Key Experimental Results

Main Results: Vision-Language Retrieval (Flickr30K / COCO)

Method Trainable Parameters Flickr30K I→T R@1 Flickr30K T→I R@1 COCO I→T R@1 COCO T→I R@1
CLIP 428M 88.0 68.7 - -
BLIP-2 (ViT-g) 1.2B 97.6 89.7 85.4 68.3
BEiT-3 1.9B 94.9 81.5 84.8 67.2
M3-JEPA 140M 97.8 97.8 87.7 89.7

M3-JEPA achieves 89.7% on COCO T→I R@1 with only 140M parameters, significantly outperforming BLIP-2's 68.3% (+21.4 pt), and reaches 97.8% in both directions on Flickr30K.

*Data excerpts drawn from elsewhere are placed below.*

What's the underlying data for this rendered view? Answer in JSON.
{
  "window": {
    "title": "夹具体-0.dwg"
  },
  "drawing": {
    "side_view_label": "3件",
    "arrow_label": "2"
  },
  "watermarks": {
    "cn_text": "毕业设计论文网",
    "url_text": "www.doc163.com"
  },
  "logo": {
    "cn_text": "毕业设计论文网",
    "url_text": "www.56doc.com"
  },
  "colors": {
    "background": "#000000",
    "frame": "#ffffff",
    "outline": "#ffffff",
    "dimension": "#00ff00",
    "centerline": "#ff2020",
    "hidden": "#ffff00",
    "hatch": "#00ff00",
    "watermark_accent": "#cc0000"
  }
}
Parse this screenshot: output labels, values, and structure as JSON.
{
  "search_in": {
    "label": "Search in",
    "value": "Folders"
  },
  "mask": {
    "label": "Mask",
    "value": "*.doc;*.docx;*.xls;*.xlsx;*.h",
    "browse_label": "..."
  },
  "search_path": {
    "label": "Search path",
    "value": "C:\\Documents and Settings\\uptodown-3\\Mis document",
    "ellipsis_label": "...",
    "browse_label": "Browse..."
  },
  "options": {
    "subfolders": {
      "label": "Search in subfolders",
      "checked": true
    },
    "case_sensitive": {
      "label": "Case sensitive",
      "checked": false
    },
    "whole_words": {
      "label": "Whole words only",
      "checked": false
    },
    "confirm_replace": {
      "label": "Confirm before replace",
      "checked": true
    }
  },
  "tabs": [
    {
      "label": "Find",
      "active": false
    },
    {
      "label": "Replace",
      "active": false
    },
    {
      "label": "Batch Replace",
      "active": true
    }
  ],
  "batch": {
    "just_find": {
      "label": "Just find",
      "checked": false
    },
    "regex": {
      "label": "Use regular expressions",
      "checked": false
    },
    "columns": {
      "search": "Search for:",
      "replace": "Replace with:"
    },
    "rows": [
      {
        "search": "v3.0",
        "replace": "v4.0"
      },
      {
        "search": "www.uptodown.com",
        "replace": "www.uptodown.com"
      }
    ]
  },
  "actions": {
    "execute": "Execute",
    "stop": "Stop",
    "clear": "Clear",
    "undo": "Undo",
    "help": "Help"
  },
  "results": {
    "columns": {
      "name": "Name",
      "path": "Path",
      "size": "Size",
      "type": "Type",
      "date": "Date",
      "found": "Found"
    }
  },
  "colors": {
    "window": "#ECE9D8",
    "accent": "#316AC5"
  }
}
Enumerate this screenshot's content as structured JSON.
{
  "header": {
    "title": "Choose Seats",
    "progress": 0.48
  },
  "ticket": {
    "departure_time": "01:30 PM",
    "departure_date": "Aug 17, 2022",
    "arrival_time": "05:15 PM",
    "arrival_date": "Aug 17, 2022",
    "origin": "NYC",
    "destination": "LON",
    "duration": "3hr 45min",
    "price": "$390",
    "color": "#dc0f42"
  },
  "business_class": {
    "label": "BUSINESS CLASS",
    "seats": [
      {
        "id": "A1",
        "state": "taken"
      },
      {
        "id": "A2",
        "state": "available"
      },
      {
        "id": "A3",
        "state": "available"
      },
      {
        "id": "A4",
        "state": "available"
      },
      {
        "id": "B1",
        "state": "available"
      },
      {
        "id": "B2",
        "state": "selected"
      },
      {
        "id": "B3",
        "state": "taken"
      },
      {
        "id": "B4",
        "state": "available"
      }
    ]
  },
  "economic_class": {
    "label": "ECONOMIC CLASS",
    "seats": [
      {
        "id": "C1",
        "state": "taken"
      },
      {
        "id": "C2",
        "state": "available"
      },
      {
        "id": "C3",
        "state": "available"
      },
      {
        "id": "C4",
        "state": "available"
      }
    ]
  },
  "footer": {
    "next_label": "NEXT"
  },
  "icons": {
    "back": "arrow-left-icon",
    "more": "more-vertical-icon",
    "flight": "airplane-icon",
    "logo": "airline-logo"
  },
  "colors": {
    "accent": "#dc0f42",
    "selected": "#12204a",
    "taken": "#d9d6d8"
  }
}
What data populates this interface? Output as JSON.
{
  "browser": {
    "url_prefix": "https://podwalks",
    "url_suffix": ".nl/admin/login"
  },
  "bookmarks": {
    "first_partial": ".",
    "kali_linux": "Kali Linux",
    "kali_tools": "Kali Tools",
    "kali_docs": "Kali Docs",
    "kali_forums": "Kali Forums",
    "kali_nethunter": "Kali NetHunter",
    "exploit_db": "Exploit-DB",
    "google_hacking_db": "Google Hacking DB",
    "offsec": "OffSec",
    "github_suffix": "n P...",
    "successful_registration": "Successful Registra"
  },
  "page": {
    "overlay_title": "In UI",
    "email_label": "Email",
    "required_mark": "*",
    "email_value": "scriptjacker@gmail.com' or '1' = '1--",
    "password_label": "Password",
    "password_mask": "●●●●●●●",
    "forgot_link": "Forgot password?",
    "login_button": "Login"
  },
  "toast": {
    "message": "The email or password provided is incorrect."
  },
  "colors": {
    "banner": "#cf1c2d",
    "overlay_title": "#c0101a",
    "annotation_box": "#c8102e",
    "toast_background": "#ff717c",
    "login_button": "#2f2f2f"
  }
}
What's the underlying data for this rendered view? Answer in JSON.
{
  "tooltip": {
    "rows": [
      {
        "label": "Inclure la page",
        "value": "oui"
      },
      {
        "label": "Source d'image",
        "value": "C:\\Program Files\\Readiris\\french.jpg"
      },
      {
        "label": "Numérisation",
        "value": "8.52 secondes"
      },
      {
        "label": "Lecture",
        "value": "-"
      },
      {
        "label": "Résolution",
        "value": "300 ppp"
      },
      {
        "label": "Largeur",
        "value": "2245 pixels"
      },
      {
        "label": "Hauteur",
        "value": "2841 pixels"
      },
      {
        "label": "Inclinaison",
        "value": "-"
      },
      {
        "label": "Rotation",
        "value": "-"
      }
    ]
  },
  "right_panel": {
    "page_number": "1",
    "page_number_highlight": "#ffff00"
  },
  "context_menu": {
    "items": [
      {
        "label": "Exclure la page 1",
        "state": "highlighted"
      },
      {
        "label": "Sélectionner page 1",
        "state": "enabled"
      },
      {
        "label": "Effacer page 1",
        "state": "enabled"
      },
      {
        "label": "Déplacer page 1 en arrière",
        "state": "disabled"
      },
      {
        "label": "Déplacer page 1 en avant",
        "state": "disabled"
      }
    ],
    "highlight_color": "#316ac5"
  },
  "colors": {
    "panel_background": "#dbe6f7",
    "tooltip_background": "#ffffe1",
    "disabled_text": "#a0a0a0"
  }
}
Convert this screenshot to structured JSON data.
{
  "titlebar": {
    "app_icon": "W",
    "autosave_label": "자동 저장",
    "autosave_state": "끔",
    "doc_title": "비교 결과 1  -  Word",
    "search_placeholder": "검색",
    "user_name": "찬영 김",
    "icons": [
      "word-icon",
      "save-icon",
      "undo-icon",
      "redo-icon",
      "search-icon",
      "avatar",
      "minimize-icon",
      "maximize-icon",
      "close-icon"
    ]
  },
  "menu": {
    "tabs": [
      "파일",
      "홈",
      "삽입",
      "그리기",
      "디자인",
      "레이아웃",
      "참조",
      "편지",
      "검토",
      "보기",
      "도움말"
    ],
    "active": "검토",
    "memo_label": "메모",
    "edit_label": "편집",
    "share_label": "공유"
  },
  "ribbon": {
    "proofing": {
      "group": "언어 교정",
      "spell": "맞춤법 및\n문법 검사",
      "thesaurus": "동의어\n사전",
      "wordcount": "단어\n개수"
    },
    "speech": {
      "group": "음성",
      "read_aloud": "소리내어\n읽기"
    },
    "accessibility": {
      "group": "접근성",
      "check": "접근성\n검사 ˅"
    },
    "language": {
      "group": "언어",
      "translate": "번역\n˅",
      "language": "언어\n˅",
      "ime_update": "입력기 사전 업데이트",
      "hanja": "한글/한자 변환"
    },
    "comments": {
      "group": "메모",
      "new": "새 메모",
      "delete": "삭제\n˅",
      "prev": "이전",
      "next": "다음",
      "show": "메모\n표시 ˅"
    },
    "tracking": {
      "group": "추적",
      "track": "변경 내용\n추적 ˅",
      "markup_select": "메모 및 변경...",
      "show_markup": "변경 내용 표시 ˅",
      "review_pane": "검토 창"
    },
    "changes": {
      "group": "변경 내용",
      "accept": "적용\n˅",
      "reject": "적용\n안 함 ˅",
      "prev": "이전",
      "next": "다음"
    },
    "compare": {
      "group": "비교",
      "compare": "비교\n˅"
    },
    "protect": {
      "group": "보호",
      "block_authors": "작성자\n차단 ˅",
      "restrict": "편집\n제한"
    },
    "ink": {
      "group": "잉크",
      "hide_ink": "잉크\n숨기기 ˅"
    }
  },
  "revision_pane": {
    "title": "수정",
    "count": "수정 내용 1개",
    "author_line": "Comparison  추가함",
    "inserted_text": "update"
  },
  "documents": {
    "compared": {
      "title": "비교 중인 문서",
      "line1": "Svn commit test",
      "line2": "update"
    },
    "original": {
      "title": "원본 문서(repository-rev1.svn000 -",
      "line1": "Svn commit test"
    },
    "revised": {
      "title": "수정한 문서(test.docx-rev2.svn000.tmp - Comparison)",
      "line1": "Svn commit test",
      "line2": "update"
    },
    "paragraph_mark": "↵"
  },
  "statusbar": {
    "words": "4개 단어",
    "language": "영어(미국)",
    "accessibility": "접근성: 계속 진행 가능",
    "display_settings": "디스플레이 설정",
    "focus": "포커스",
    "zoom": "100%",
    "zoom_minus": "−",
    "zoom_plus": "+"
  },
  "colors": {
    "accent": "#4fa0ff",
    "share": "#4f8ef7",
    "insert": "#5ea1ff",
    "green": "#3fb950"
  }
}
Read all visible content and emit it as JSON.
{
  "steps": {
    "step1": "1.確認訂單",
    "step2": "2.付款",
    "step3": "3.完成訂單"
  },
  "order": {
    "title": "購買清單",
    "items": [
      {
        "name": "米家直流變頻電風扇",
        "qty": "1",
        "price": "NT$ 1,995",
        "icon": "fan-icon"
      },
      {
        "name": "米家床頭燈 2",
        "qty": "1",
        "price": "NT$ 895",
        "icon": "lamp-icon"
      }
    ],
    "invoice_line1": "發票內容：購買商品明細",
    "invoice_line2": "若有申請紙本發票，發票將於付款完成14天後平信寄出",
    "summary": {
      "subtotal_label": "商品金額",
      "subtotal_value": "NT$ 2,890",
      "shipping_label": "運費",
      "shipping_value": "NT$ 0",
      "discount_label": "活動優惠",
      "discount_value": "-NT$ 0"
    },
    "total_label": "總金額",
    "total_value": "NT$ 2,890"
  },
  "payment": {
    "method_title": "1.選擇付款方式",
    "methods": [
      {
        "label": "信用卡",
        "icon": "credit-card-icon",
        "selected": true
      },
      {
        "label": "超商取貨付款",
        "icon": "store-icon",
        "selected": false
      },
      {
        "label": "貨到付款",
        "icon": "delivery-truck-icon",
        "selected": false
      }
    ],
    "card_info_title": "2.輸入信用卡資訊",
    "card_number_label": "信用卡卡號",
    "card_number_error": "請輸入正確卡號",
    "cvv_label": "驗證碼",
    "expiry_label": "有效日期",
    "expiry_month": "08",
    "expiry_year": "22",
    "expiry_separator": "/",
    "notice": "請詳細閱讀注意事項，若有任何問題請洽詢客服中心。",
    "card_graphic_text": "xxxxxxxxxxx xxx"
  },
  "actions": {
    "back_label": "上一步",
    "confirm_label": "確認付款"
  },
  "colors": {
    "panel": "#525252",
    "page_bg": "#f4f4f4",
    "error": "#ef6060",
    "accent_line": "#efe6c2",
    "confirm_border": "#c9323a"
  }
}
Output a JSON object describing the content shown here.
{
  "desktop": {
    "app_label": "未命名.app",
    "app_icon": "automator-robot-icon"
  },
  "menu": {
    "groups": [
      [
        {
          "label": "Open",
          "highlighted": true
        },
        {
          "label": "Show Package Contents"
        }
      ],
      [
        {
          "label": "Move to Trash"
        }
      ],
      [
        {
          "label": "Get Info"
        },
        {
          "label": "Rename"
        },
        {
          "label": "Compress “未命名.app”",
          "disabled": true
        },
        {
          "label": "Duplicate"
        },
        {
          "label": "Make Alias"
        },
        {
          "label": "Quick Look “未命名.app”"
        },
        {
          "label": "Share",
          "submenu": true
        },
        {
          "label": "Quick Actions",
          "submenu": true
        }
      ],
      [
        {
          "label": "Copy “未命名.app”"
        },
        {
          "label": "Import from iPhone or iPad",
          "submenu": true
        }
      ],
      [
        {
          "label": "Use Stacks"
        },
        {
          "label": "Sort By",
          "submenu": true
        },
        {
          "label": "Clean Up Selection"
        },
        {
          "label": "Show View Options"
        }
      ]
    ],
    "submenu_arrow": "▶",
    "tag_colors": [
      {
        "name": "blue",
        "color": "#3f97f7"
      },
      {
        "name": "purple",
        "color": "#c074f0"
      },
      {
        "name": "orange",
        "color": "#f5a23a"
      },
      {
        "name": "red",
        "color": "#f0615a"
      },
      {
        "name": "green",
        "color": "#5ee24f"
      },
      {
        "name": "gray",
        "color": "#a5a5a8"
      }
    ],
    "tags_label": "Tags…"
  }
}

Ablation Study: Impact of Method Components on COCO Retrieval

MoE AGD I→T R@1 I→T R@5 I→T R@10 T→I R@1 T→I R@5 T→I R@10
74.4 86.0 92.2 82.3 89.5 92.6
68.2 68.7 81.1 74.2 88.7 92.4
87.7 99.6 99.9 89.7 99.7 99.9

Both MoE and AGD are indispensable: removing MoE (replacing with an MLP) drops I→T R@1 to 74.4%, and removing AGD drops it to 68.2%, while combining both achieves 87.7%.

Key Findings

  • M3-JEPA achieves 86.6% accuracy on ImageNet-1K classification, outperforming CLIP-ViT (82.1%) and DINOv2 (83.2%), demonstrating that the JEPA paradigm can handle classification tasks.
  • It also outperforms methods like LanguageBind in zero-shot audio-text retrieval (Clotho/Audiocaps), demonstrating the framework's modular extensibility.
  • It approaches the performance of BLIP-2 on VQA tasks (VQAv2 test-dev 82.3%), proving its adaptability to multimodal input scenarios.
  • The theoretically predicted optimal \(\alpha=0.5\) perfectly matches the experimental verification.

Highlights & Insights

  • The first any-to-any multimodal JEPA framework, extending I-JEPA/V-JEPA from unimodal self-supervised learning to cross-modal alignment.
  • Outperforms the 1.2B parameter BLIP-2 with only 140M parameters: the efficiency advantage of the lightweight MoE predictor + frozen encoders is clear.
  • The modality decoupling of the MoE gating is supported by information theory: the shared matrix \(g\) corresponds to mutual information, and the modality embedding \(e_m\) corresponds to conditional entropy.
  • The perfect alignment of \(\alpha=0.5\) between theoretical analysis and experiments enhances the credibility of the framework.

Limitations & Future Work

  • The quality of gating information decoupling depends on data quality and the representation spaces of modality encoders.
  • Frozen encoders limit fine-grained adaptation performance (performance on VQA is slightly below the fully fine-tuned BEiT-3).
  • Task switching in AGD increases training complexity and the difficulty of hyperparameter tuning.
  • Validation on additional modalities, such as 3D or tactile signals, is currently missing.
  • vs I-JEPA/V-JEPA: This work is the first generalization of JEPA to multimodality, transitioning from unimodal self-supervised learning to cross-modal alignment.
  • vs CLIP/ALIGN: CLIP performs contrastive learning in the token space, while M3-JEPA operates in the latent space; the latter filters out irrelevant information through the MoE predictor.
  • Insights: The JEPA + MoE paradigm may become a new foundation for self-supervised multimodal learning, particularly suitable for scenarios with high informational uncertainty.

Rating

⭐⭐⭐⭐⭐ Pioneering work generalizing JEPA to multimodality. It offers complete theoretical analysis (information theory + optimal hyperparameters + convergence guarantees), covers text/image/audio modalities across various tasks including retrieval, classification, and VQA, and presents a striking efficiency advantage with only 140M parameters.